This article is part of the supplement: The 2010 International Conference on Bioinformatics and Computational Biology (BIOCOMP 2010): Systems Biology
Bayesian parameter estimation for nonlinear modelling of biological pathways
1 Department of Electrical and Computer Engineering, University of Texas at San Antonio, San Antonio, TX, USA
2 Barshop Institute of Longevity and Aging Studies and the Division of Geriatrics, Gerontology and Palliative Medicine, Department of Medicine, University of Texas Health Science Center at San Antonio, San Antonio, TX, USA
BMC Systems Biology 2011, 5(Suppl 3):S9 doi:10.1186/1752-0509-5-S3-S9Published: 23 December 2011
The availability of temporal measurements on biological experiments has significantly promoted research areas in systems biology. To gain insight into the interaction and regulation of biological systems, mathematical frameworks such as ordinary differential equations have been widely applied to model biological pathways and interpret the temporal data. Hill equations are the preferred formats to represent the reaction rate in differential equation frameworks, due to their simple structures and their capabilities for easy fitting to saturated experimental measurements. However, Hill equations are highly nonlinearly parameterized functions, and parameters in these functions cannot be measured easily. Additionally, because of its high nonlinearity, adaptive parameter estimation algorithms developed for linear parameterized differential equations cannot be applied. Therefore, parameter estimation in nonlinearly parameterized differential equation models for biological pathways is both challenging and rewarding. In this study, we propose a Bayesian parameter estimation algorithm to estimate parameters in nonlinear mathematical models for biological pathways using time series data.

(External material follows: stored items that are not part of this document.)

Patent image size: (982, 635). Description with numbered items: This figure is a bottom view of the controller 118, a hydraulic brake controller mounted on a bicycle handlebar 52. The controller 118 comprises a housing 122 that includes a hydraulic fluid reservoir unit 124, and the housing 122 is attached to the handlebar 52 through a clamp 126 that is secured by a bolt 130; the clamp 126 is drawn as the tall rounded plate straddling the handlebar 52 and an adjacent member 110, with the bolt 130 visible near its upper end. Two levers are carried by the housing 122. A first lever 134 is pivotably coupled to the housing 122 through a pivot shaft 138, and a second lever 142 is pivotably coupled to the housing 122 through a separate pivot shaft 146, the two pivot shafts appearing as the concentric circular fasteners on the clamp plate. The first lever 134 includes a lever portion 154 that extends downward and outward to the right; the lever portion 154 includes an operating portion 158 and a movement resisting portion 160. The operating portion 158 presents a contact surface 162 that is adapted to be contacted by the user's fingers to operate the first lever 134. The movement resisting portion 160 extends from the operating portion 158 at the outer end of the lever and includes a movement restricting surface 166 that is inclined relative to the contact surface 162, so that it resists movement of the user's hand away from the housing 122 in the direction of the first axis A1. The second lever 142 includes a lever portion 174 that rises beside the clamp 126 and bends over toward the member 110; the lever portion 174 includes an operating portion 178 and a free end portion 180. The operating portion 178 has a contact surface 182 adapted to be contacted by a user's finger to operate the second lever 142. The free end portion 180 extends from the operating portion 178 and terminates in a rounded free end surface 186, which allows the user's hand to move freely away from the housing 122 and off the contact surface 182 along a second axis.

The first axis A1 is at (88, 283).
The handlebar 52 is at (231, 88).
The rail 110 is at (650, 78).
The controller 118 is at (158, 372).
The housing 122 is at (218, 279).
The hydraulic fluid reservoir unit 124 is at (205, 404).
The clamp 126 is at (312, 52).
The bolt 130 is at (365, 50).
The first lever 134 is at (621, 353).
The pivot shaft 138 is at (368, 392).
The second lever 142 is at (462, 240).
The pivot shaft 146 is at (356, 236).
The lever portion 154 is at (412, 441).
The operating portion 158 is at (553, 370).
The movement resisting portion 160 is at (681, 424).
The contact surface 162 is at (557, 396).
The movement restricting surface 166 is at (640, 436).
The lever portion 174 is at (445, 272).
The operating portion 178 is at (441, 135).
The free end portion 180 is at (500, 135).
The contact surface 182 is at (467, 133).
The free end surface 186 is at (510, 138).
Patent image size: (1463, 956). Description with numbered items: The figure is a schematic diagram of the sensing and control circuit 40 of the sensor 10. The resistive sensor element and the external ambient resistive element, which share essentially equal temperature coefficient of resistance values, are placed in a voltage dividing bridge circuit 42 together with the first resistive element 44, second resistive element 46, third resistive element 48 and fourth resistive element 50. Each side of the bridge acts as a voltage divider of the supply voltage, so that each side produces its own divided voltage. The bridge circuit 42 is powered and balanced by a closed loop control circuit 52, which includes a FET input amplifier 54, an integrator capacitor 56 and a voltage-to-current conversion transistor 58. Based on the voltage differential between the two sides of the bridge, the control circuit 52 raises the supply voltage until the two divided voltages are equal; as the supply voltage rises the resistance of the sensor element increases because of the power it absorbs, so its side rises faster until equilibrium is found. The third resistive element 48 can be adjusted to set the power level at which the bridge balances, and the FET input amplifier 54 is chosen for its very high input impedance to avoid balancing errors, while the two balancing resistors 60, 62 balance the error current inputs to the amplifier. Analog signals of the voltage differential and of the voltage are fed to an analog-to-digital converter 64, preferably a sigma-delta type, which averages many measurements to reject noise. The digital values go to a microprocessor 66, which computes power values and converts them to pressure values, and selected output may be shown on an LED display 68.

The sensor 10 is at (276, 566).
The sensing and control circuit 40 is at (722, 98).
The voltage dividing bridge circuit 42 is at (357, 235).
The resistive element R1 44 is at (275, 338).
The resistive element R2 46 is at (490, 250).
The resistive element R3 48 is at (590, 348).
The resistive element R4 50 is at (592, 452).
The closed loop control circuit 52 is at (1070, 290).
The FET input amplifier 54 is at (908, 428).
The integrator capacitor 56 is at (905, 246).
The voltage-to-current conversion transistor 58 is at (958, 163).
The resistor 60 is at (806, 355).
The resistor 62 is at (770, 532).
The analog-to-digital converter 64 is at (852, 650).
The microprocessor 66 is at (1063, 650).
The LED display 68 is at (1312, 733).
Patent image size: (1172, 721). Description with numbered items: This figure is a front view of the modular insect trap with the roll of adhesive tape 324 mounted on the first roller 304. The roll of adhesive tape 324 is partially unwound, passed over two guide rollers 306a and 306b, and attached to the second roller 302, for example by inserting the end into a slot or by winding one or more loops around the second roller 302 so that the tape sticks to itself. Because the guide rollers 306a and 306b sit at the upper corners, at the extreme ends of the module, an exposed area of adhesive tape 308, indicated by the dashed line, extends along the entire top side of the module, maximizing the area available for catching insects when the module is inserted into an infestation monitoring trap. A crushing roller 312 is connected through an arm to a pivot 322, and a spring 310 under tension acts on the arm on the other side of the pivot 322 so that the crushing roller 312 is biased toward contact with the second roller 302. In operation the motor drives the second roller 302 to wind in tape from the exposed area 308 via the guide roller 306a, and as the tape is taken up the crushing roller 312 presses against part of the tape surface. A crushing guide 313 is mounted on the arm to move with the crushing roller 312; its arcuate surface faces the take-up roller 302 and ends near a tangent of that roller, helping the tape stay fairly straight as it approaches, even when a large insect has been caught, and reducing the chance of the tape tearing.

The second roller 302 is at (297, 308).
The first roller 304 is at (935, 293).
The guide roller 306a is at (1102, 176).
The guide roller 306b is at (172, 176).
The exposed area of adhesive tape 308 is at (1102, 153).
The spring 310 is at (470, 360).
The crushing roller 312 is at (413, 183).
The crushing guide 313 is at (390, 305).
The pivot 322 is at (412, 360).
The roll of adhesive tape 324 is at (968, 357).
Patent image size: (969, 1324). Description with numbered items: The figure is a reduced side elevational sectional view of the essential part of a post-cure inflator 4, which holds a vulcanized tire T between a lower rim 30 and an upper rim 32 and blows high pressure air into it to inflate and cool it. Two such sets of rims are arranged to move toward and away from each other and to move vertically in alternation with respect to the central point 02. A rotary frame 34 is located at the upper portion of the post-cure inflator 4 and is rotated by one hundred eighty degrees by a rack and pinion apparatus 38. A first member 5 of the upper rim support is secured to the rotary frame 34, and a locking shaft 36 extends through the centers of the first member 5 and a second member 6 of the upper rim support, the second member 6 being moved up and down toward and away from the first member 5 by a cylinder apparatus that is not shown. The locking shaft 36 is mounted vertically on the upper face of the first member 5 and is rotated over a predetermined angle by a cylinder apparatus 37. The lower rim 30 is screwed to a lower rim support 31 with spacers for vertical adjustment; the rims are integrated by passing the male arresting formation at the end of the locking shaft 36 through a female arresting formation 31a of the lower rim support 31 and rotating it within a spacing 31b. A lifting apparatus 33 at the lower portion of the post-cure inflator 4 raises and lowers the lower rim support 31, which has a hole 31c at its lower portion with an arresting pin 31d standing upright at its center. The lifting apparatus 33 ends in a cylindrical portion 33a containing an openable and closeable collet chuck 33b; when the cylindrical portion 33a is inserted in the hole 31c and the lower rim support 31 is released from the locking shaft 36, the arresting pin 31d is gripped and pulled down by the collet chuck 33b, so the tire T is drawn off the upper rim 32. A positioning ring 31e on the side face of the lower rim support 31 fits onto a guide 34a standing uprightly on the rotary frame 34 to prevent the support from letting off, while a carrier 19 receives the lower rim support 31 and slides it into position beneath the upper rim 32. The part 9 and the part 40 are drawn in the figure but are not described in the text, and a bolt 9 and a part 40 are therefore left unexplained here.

We used the Runge-Kutta method to transform differential equations to difference equations assuming a known structure of the differential equations. This transformation allowed us to generate predictions dependent on previous states and to apply a Bayesian approach, namely, the Markov chain Monte Carlo (MCMC) method. We applied this approach to the biological pathways involved in the left ventricle (LV) response to myocardial infarction (MI) and verified our algorithm by estimating two parameters in a Hill equation embedded in the nonlinear model. We further evaluated our estimation performance with different parameter settings and signal to noise ratios. Our results demonstrated the effectiveness of the algorithm for both linearly and nonlinearly parameterized dynamic systems.
Our proposed Bayesian algorithm successfully estimated parameters in nonlinear mathematical models for biological pathways. This method can be further extended to high order systems and thus provides a useful tool to analyze biological dynamics and extract information using temporal data.